Em seus votos, o ministro Sérgio Kukina, relator do caso, deu destaque para a origem das stock options no contexto do direito empresarial norte-americano, tendo tal mecanismo sido importado pelas companhias brasileiras. Diante disso, apontou o ministro que os planos de stock option constituem, “simplesmente a oferta de ações a determinadas pessoas (executivos, empregados, prestadores de serviços) sob certas condições e, uma vez exercida, por elas, a opção de compra, tem-se a concretização de nítido negócio de compra e venda de ações, de natureza estritamente mercantil, o qual perfará suporte fático de incidência de imposto de renda de pessoa física quando da posterior venda dessas, se ocorrido ganho de capital” (grifo nosso).
Assim, visando a solucionar discussão que se arrasta há tempos, o STJ firmou a tese em repetitivo: “a) No regime do Stock Option Plan (art. 168, § 3º, da Lei n. 6.404/1976), porque revestido de natureza mercantil, não incide o imposto de renda pessoa física/IRPF quando da efetiva aquisição de ações, junto à companhia outorgante da opção de compra, dada a inexistência de acréscimo patrimonial em prol do optante adquirente; b) Incidirá o imposto de renda pessoa física/IRPF, porém, quando o adquirente de ações no Stock Option Plan vier a revendê-las com apurado ganho de capital”.
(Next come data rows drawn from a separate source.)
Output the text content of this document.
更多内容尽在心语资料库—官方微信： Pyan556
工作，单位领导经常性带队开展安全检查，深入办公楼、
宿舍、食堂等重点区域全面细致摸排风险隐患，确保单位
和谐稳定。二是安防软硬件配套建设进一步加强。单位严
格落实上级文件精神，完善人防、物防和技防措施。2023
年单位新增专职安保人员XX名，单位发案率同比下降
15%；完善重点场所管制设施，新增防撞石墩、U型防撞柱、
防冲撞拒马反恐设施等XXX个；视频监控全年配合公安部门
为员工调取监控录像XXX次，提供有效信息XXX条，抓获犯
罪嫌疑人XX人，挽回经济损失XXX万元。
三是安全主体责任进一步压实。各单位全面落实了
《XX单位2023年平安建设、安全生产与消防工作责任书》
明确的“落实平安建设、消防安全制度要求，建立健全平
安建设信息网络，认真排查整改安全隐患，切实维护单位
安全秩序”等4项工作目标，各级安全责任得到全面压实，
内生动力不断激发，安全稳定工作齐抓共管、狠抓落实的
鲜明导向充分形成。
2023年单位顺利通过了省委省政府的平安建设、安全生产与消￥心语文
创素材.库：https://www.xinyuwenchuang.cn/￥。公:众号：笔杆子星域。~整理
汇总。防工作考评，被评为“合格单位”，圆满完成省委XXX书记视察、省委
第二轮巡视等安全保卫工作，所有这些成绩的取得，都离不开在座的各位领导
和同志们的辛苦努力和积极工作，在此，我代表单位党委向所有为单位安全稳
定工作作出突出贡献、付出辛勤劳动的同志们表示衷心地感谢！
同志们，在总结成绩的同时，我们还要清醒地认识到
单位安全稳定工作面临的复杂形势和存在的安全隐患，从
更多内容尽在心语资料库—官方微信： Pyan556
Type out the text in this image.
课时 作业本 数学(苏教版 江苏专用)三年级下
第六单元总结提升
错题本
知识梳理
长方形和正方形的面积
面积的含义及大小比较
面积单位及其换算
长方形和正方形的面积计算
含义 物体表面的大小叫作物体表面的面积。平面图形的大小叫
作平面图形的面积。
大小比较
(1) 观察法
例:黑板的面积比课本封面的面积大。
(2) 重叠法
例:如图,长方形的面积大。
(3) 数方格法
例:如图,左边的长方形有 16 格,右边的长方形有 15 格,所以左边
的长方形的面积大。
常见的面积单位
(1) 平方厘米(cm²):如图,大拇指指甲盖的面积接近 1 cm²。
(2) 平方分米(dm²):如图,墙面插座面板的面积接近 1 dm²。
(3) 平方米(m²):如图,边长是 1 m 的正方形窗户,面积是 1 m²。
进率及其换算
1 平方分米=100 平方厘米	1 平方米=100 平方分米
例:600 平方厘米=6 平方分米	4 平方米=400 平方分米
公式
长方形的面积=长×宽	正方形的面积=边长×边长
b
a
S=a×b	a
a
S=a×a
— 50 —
Desse modo, do ponto de vista prático, não há que se falar mais na incidência de tributos e obrigações trabalhistas/previdenciárias, sendo cabível somente o pagamento do imposto de renda sobre ganho de capital (se houver), a ser apurado apenas no momento de venda das ações. A decisão do tribunal federal, inclusive, vincula as instâncias inferiores e as decisões no âmbito do CARF.
Assim, diante da morosidade do poder legislativo em legislar sobre a questão, o poder judiciário tomou as rédeas do problema e decidiu, de forma acertada, firmar tese por meio da figura dos temas repetitivos. Nos próprios votos, o Ministro Relator, ao mencionar o Marco Legal das Stock Options, reconheceu que “a intenção do legislador caminha rumo a confirmar as impressões antes registradas acerca da natureza estritamente mercantil do [Stock Option Plans] (…)”. Assim, parece-nos que a decisão trará a segurança jurídica necessária para que as empresas possam ampliar a utilização desse instrumento de incentivo de longo prazo.
[1] Disponível em: https://www.vidigalneto.com.br/artigos/contribuicoes-do-pl-no-2-724-2022-para-a-seguranca-juridica-das-stock-options
[2] Embora tenha sido aprovado na Plenário do Senado Federal, em setembro de 2023 o projeto de lei foi remetido à Câmara dos Deputados para revisão; e, até a data da publicação deste informativo, não houve andamento.
[3] O próprio Ministério Público Federal, ao se manifestar nos processos objeto deste informativo confirmou que “há multiplicidade de processos e a controvérsia é recorrente no Tribunal de origem [TRF3], existindo divergência de entendimentos sobre a matéria no âmbito das Turmas do TRF da 3ª Região, o que ensejou expressivo aumento na interposição de recursos especiais” (fl. 1.159 dos autos do REsp n° 2.069.644/SP); e, ainda, conforme informação prestada pela Fazenda Nacional, constam “no sistema interno da Procuradoria-Geral da Fazenda Nacional, mais de 500 processos tratando do assunto e tramitando perante as seções judiciárias federais” (fl. 1.195 dos autos do REsp n° 2.069.644/SP).